The astute reader may have picked up on my title's play on another well known title. A movie called, "The Good, the Bad, and the Ugly." One of my favorites. You can see the link there as well. The Ugly is the result of the Bad, not the Good. Likewise, the gritty is a result of the dark, not the light.
In short, anything that portrays graphically the dark is gritty. Take for example the movie "Saving Private Ryan." I didn't watch it, mainly because of what other people said about it's graphicness of war. From what I've been told, that is gritty.
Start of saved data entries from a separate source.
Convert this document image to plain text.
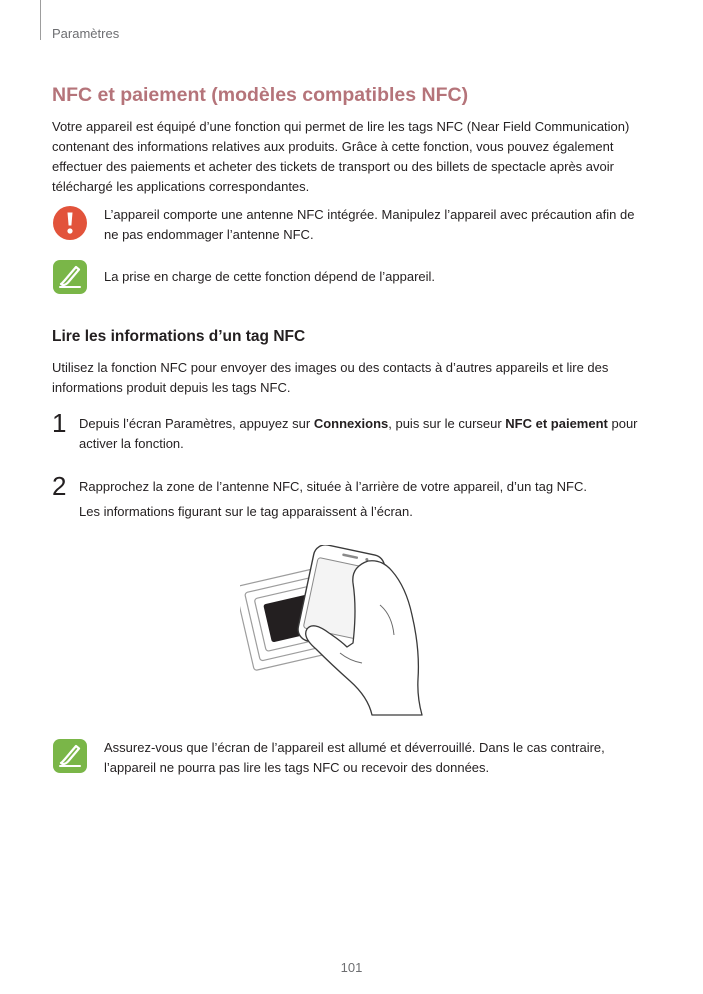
Paramètres
NFC et paiement (modèles compatibles NFC)

Votre appareil est équipé d’une fonction qui permet de lire les tags NFC (Near Field Communication) contenant des informations relatives aux produits. Grâce à cette fonction, vous pouvez également effectuer des paiements et acheter des tickets de transport ou des billets de spectacle après avoir téléchargé les applications correspondantes.

L’appareil comporte une antenne NFC intégrée. Manipulez l’appareil avec précaution afin de ne pas endommager l’antenne NFC.
La prise en charge de cette fonction dépend de l’appareil.
Lire les informations d’un tag NFC

Utilisez la fonction NFC pour envoyer des images ou des contacts à d’autres appareils et lire des informations produit depuis les tags NFC.

1 Depuis l’écran Paramètres, appuyez sur Connexions, puis sur le curseur NFC et paiement pour activer la fonction.
2 Rapprochez la zone de l’antenne NFC, située à l’arrière de votre appareil, d’un tag NFC.
Les informations figurant sur le tag apparaissent à l’écran.
Assurez-vous que l’écran de l’appareil est allumé et déverrouillé. Dans le cas contraire, l’appareil ne pourra pas lire les tags NFC ou recevoir des données.
101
A more nuanced comparison would be the Star Trek series and the most recent version of Battlestar Galactica. The former, as conceived by Gene Roddenberry, was an optimistic view of human evolution. People tended to get along better, and man had grown past emotions like greed and bigotry. So much so, man no longer worked for money as in a capitalistic system, but exhibited the epitome of a communist society where everyone works for their own betterment while all needs are covered by the society.
Meanwhile, in Battlestar Galactica's universe, people are operating with all sorts of pure and impure motives, trying to get the best of each other. Oh sure, Star Trek had some of that. Especially in the later series. They discovered you had to have some conflict to have a good story. But those were usually considered to be an aberration. Not the norm.
So by and large, Star Trek has been criticized for not being gritty enough. That is, not conveying a compelling emotional sense of man's depravity, and therefore not as "realistic" feeling.
They say that a writer is the worst judge of his own work. So what say you, those who have read my stories? Do you consider any of them gritty? Or lighter fare? What is your definition of gritty?